The anger in his voice was palpable. He had been so calm for the entirety of their separation, it shouldn't have been a shock really that he had finally had enough. Chloe wanted to respond sympathetically, she wanted to comfort him but something overtook her. She felt angry too; angry that after all these years he would say something like that to her, angry that he would dare accuse her of not caring about him.

"Tell me Tom, tell me that I was the love of your life and that that's why you married me and not because it was easier than finding another girl; a girl who you didn't know was hopelessly in love with her friend. Tell me that we were ever anything more than bros who also happened to sleep together. Honestly, can you tell me that? Don't pretend like you never knew Tom, don't pretend like I blindsided you."

She was yelling even though she didn't mean to be. She and Tom had never fought over their split, not yet and not like this.

"Bros?" Tom repeated incredulously. "Chloe I don't think I ever had children with any of my other 'bros.' You can try and tell me that I didn't really love you to make yourself feel better but that doesn't change the fact that I did. You may have just always loved me as a friend Chloe, but I actually did fall in love with you. Even if I knew how you felt about Beca I guess I hoped that maybe one day you would actually fall in love with me too. Some days it even felt like you had. Sometimes when you kissed me it almost felt like you meant it."

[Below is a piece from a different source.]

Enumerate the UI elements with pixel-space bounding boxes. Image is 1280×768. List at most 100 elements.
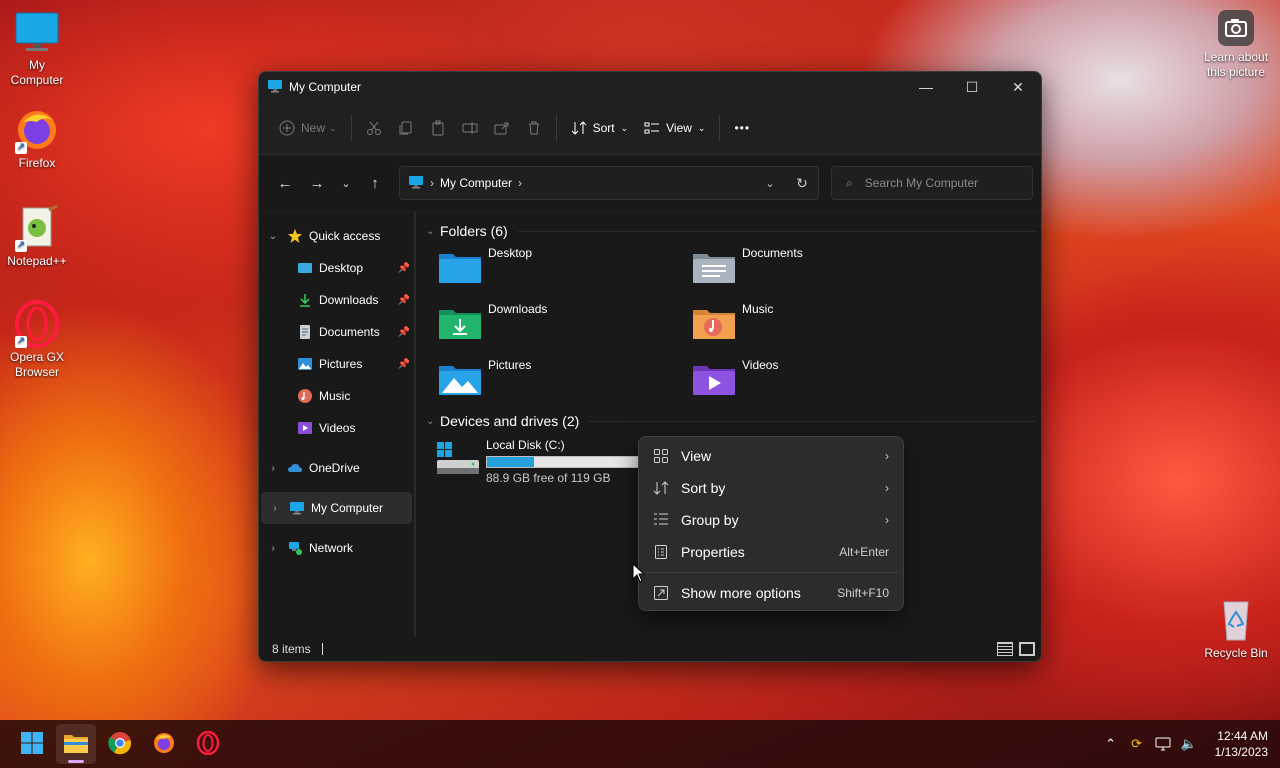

Chloe now looked sad, her anger having dissipated after Tom's emotional confession. She couldn't stay mad at him, especially when what he said was true. Chloe could pretend they were always just friends but she knew deep down that he loved her in the way she wished she loved him back. She knew that he married her hoping that their connection was strong enough to get them through anything. Deep down, she knew he thought that maybe one day she'd be in love with him and everything would be okay. That day never came though, and it was her fault for staying with him so long, not his. He had always loved her.

"Tom, I've said a lot of crap but I want you to know that I will never regret one minute of our lives together. We may have been lying to ourselves about some things over the years, and ignoring things that shouldn't have been ignored, but our life together was still great. We have 3 incredibly beautiful children together and nothing can change that, and I wouldn't want to."

In that instant Tom wrapped his arms around his soon to be ex-wife, hugging her tight. No more words were exchanged in that moment. All they did was hold each other and they knew that somehow everything would be okay.

"Promise me you'll move on and find someone who loves you more than anything in the world?"

"I'll try. I just hope there's someone out there who will look at me the way you've always looked at Beca."

"You will. Any girl would be crazy not to fall deeply and madly in love with you Tom Riley. I'm just crazy about another girl is all."

Tom nodded in understanding and offered Chloe a small smile. Standing up from the couch he accepted one last hug from her.

"I guess I'll get this dinosaur back to Adley."

"Tell my babies I said hi. See you tomorrow."

"Bye Chloe," Tom waved as he exited the house.


Beca, who had heard everything from the next room, came out to meet Chloe when Tom had finally left. She wrapped her arms around Chloe from behind, smiling when the other woman turned around to kiss her.

"You've always loved me?" Beca said. It was half a question, half a statement.

"I've always loved you," Chloe confirmed.

Her conversation with Tom had given her a sense of closure. She felt more able to express her feelings now that she had cleared the air with him. Everything was so much less confusing with the truth out in the open. Chloe didn't regret her time spent with Tom, but in all her years with Tom she never loved him in the way she had fallen for Beca. She hoped now they would all be able to move in a new direction in life and move on.